An Indigenous-led group is criticizing what it says is the “gross mismanagement” of aquaculture in British Columbia by the Fisheries Department, as it calls for a separation of its regulatory and promotional responsibilities.
The First Nations Wild Salmon Alliance says the department is mired in conflict of interest stemming from its dual role, which the group’s chairman Bob Chamberlin described as like “marking your own homework.”
Chamberlin says the group wants the department to stick to its primary obligation of looking after the environment and fisheries, and to implement “a truly independent” scientific body to help inform government decisions affecting marine life in B.C.
A Fisheries and Oceans spokeswoman says the institution is preparing a response to the criticisms raised by the alliance.
Chamberlin and the alliance have been vocal critics of federal policy on fisheries in B.C., including what he says is industry involvement in the reports by the Canadian Science Advisory Secretariat on issues such as fish farming’s risk to wild salmon stocks.
Chamberlin says such participation in the scientific reports results in a “predetermined” outcome that would benefit industry.
“In conclusion, we need to fix the current (Canadian Science Advisory Secretariat) process, which is run by DFO and entwined with the management preferences, influences and aspirations of the department,” Chamberlin said during a briefing in Ottawa.
“Based on our considerable professional experience, I reiterate that Canada should implement a truly independent science advice body to directly advise decision-makers and recommend further research without being subjected to vested interests inside or outside of DFO.”
A statement from Brian Kingzett, the executive director with BC Salmon Farmers, says their group agrees that science, not politics should lead decisions on fisheries and aquaculture.
The Canadian Science Advisory Secretariat is known internationally as a credible and unbiased evaluator of science and its latest evaluations have found salmon farming in B.C. to be of “minimal risk” to wild salmon, the statement says.

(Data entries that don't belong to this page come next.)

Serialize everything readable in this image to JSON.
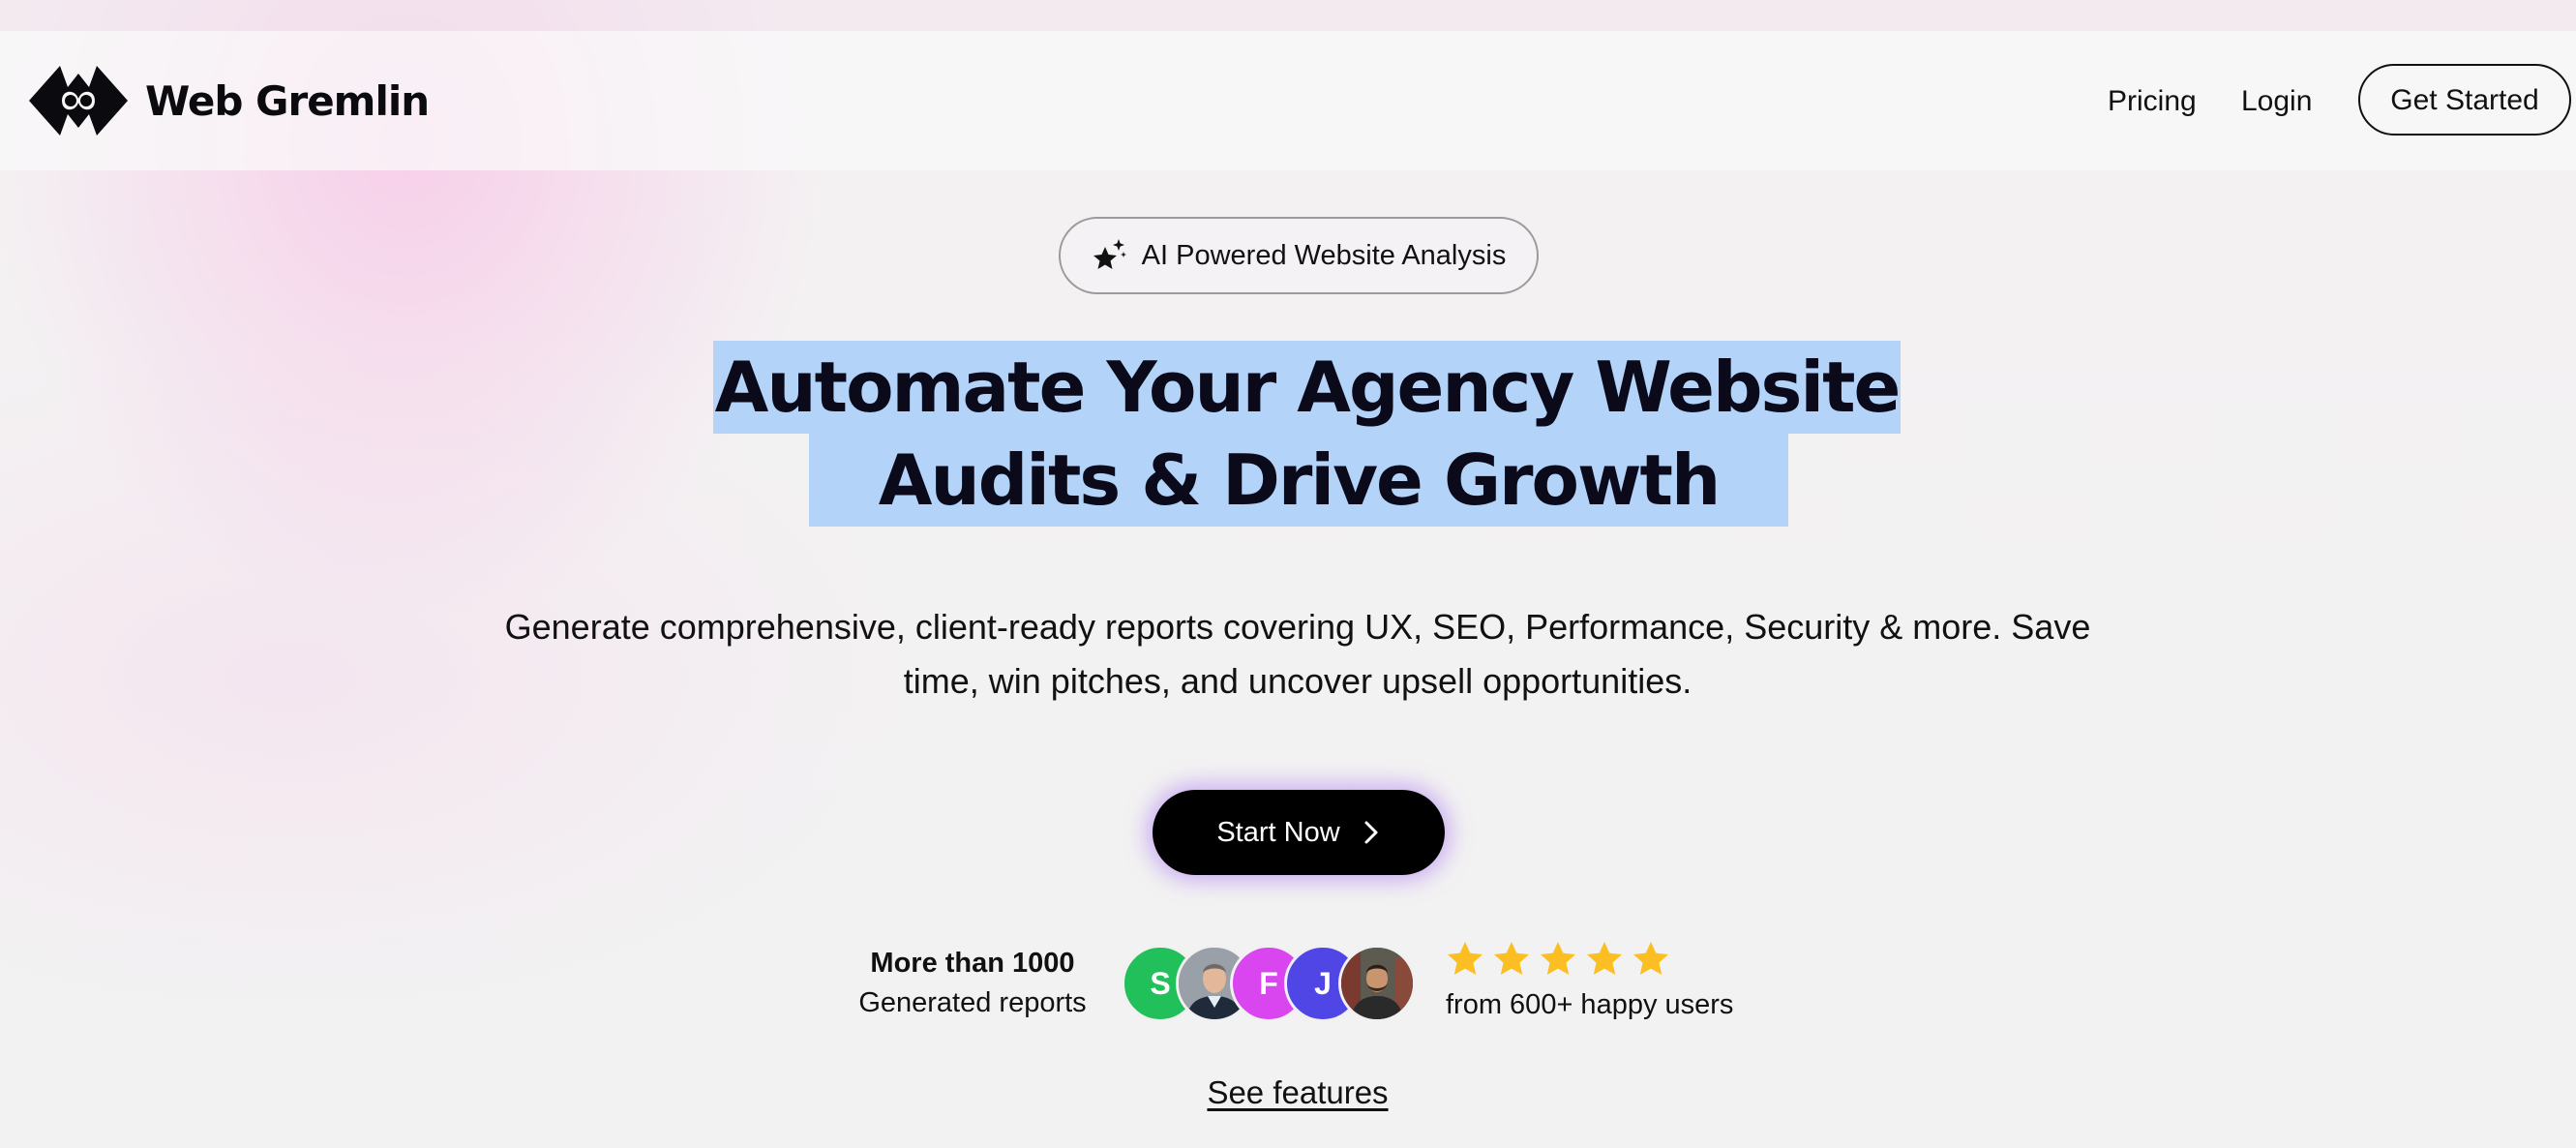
{
  "brand": {
    "name": "Web Gremlin",
    "logo_icon": "web-gremlin-logo-icon"
  },
  "nav": {
    "pricing_label": "Pricing",
    "login_label": "Login",
    "get_started_label": "Get Started"
  },
  "hero": {
    "badge_icon": "sparkle-star-icon",
    "badge_text": "AI Powered Website Analysis",
    "headline_line1": "Automate Your Agency Website",
    "headline_line2": "Audits & Drive Growth",
    "subtitle_line1": "Generate comprehensive, client-ready reports covering UX, SEO, Performance, Security & more. Save",
    "subtitle_line2": "time, win pitches, and uncover upsell opportunities.",
    "cta_label": "Start Now",
    "cta_icon": "chevron-right-icon"
  },
  "social_proof": {
    "count_label": "More than 1000",
    "count_sub": "Generated reports",
    "avatars": [
      {
        "initial": "S",
        "color": "#22c05a",
        "kind": "letter"
      },
      {
        "initial": "",
        "color": "#8c9096",
        "kind": "photo"
      },
      {
        "initial": "F",
        "color": "#d946ef",
        "kind": "letter"
      },
      {
        "initial": "J",
        "color": "#4f46e5",
        "kind": "letter"
      },
      {
        "initial": "",
        "color": "#6b5a4a",
        "kind": "photo"
      }
    ],
    "stars": 5,
    "star_color": "#fbbf24",
    "rating_text": "from 600+ happy users"
  },
  "footer_link": {
    "see_features_label": "See features"
  },
  "colors": {
    "headline_highlight": "#b3d3f8",
    "cta_background": "#000000",
    "cta_glow": "#aa78f0",
    "page_background": "#f1f1f1",
    "glow_pink": "#f8c4e6"
  }
}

“While some groups and individuals perennially opposed to salmon farming may believe their opinions should lead Canadian science, we believe that the participation of all stakeholders helps protect the rigorous and trusted science that Canada is known for and (which) Canada’s (secretariat) provides,” Kingzett says.
It says all farms in B.C. operate in agreement, negotiation or established partnerships with First Nations in whose territories they exist.